Souvenir d'un voyage de Philippe enfant
à la Fosse Pelier, un lieu-dit de Vouvray :
[...]
C'est ici qu'est née ma maman, dans cette
maison blanche et pauvre de grosses pierres, basse, sans étage,
presque de plain-pied avec les raisins. Une vieille grille
rouillée la sépare du chemin vicinal poudreux, cette petite cour
où elle a dû jouer. Et puis les vignes à perte de vue. Cette
odeur qui m'enivre et que je ne sais dire. Du sable, un pur
silice, le feuillage vert des ceps, l'âme du vin à venir. En
fermant les yeux je pense à la mer. Et je reste longtemps
devant cet océan de verdure éclaboussé de sulfate de cuivre, à
deviner les boules d'or en grappes, douces aux doigts et puis
fraîches dans le fond du coeur lorsqu'on les croque. C'est là
qu'on me déniche, oublié un instant dans ces retrouvailles
familiales, et pleurant devant cette douce beauté.
- Petit fou, va !
Oserai-je dire combien ces grains du raisin ressemblent aux
boules d'ivoire du collier de ma mère, sur sa gorge brûlante, la
porte magique qui ouvre sommeil et rêve ? Là où j'enfouis ma
tête, quand juste au-dessus, à fleur d'oreille, de cou et de
nuque, descend la pluie des baisers et des mots faits pour moi ?

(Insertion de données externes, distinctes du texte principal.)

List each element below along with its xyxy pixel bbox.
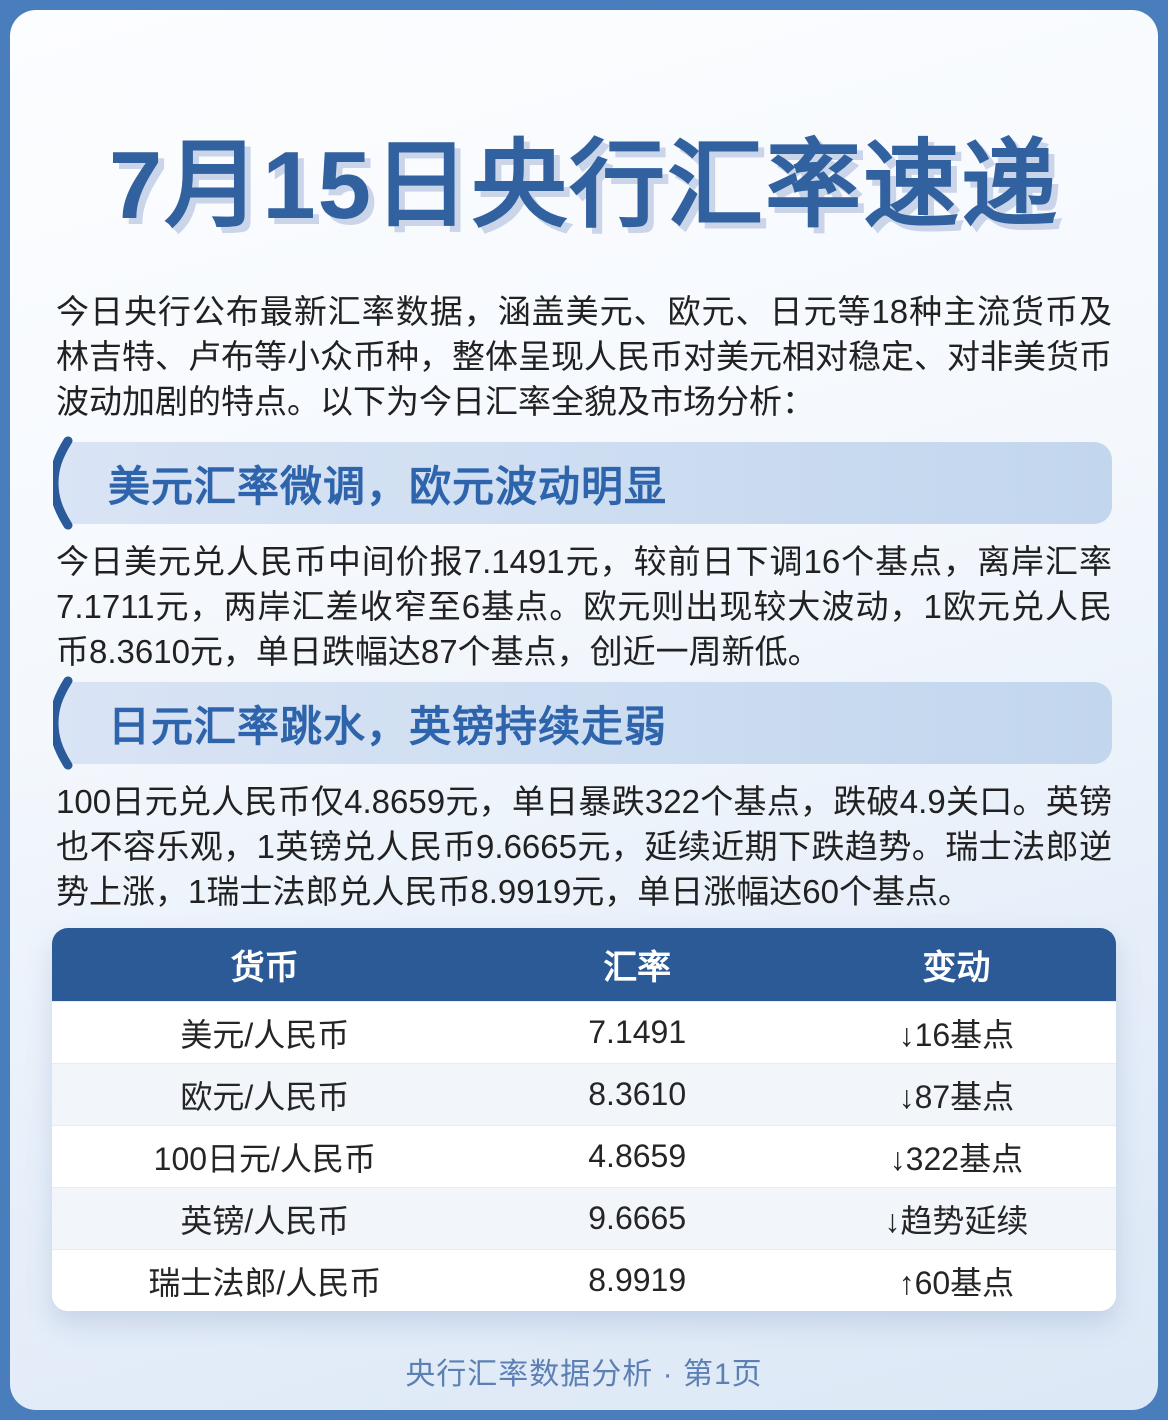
table-row: 美元/人民币 7.1491 ↓16基点: [52, 1001, 1116, 1064]
section-body-jpy-gbp: 100日元兑人民币仅4.8659元，单日暴跌322个基点，跌破4.9关口。英镑也…: [56, 783, 1112, 911]
currency-cell: 100日元/人民币: [153, 1140, 376, 1177]
section-body-usd-eur: 今日美元兑人民币中间价报7.1491元，较前日下调16个基点，离岸汇率7.171…: [56, 543, 1112, 671]
column-header-currency: 货币: [230, 949, 299, 988]
change-cell: ↓322基点: [889, 1140, 1024, 1177]
table-row: 欧元/人民币 8.3610 ↓87基点: [52, 1063, 1116, 1126]
change-cell: ↓趋势延续: [884, 1202, 1029, 1239]
rate-cell: 8.9919: [588, 1262, 687, 1299]
change-cell: ↓87基点: [898, 1078, 1015, 1115]
table-row: 100日元/人民币 4.8659 ↓322基点: [52, 1125, 1116, 1188]
column-header-rate: 汇率: [603, 949, 672, 988]
change-cell: ↓16基点: [898, 1016, 1015, 1053]
section-heading-text: 美元汇率微调，欧元波动明显: [108, 462, 668, 510]
exchange-rate-table: 货币 汇率 变动 美元/人民币 7.1491 ↓16基点 欧元/人民币 8.36…: [52, 928, 1116, 1312]
section-accent-bracket-icon: [53, 676, 73, 770]
rate-bulletin-card: 7月15日央行汇率速递 今日央行公布最新汇率数据，涵盖美元、欧元、日元等18种主…: [10, 10, 1158, 1410]
rate-cell: 9.6665: [588, 1200, 687, 1237]
rate-cell: 7.1491: [588, 1014, 687, 1051]
intro-paragraph: 今日央行公布最新汇率数据，涵盖美元、欧元、日元等18种主流货币及林吉特、卢布等小…: [56, 293, 1112, 421]
section-heading-jpy-gbp: 日元汇率跳水，英镑持续走弱: [53, 676, 1112, 770]
table-header-row: 货币 汇率 变动: [52, 928, 1116, 1002]
table-row: 英镑/人民币 9.6665 ↓趋势延续: [52, 1187, 1116, 1250]
currency-cell: 美元/人民币: [180, 1016, 350, 1053]
page-footer: 央行汇率数据分析 · 第1页: [405, 1358, 763, 1392]
rate-cell: 8.3610: [588, 1076, 687, 1113]
section-heading-usd-eur: 美元汇率微调，欧元波动明显: [53, 436, 1112, 530]
currency-cell: 英镑/人民币: [180, 1202, 350, 1239]
change-cell: ↑60基点: [898, 1264, 1015, 1301]
currency-cell: 欧元/人民币: [180, 1078, 350, 1115]
table-row: 瑞士法郎/人民币 8.9919 ↑60基点: [52, 1249, 1116, 1312]
page-title: 7月15日央行汇率速递: [108, 132, 1060, 239]
currency-cell: 瑞士法郎/人民币: [148, 1264, 382, 1301]
section-heading-text: 日元汇率跳水，英镑持续走弱: [108, 702, 668, 750]
rate-cell: 4.8659: [588, 1138, 687, 1175]
section-accent-bracket-icon: [53, 436, 73, 530]
column-header-change: 变动: [922, 949, 991, 988]
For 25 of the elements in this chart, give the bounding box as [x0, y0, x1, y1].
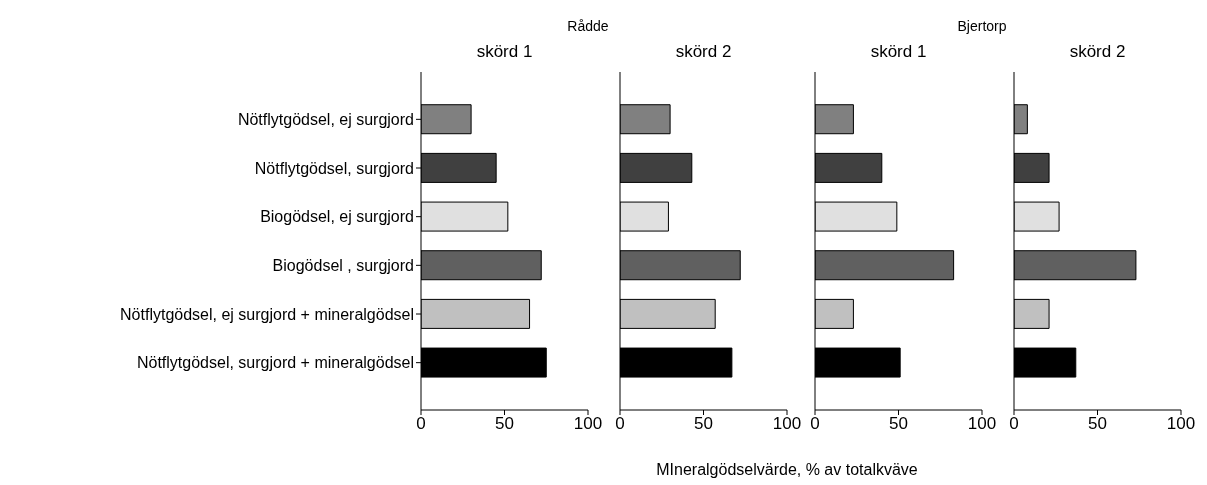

Dans la maison des vignes je vais découvrir
l'autre grand-mère, au visage de crêpe bretonne, taraudé de
petite vérole, avec ses gestes lents d’hémiplégiques, à la voix
basse, un peu grave, de vieille mère qui mit bas sans cesse et
durement. Je la vois sèche et dure. J’ignore en fait qu’elle est
pétrie de terre à granit et d’ajoncs marins et que ses grands
yeux bleus attendent toujours le retour d’une voile même en pays
de châteaux. Comme elles sont différentes mes deux grands-mères
! L'une est ronde, luisante et parle toujours. Celle-ci est
maigre, cassée, et regarde tout, très vite.
On me dit qu’ici il n’y a plus de
grand-père. Depuis longtemps Louis Célestin Contreau est mort dans ses
vignes.
[...]

Un autre passage lors d'une fête de
famille :
[...]
- C'est y qu'on a eu du mal à arriver, hein
ma bonne Louise ?
Encore un bouchon dans le ciel bleu. Grand-père boit
toujours.Papa détourne la tête. Il songe à son enfance, entre
l'homme roux et sa pieuse épouse qui ne sait que subir et prier.
- Nous n’avons pas bu le Vouvray ! du pays de mon enfance … dit
maman.
Un bouchon encore.
Son enfance ! Plus douce mais aussi plus pauvre. Louis Célestin Contreau, mon autre grand-père était aussi sans instruction.
Fils naturel d’une journalière et d’un homme célèbre dit-on il
est dépossédé d’un leg par ses cousins que la république avait
élevés au rang de tuteurs. Ils l’ont fait trimer sur cette terre
acquise avec son bien. Puis l’enfant était courageux : c’était
une aubaine ! Il rencontre aussi pauvre que lui, une douce
bretonne pieuse venue se placer. Alors il fit neuf enfants à
Marie-joséphine, l’un après l’autre comme il se doit, sur la
petite vigne qu’il mit vingt-cinq ans à payer.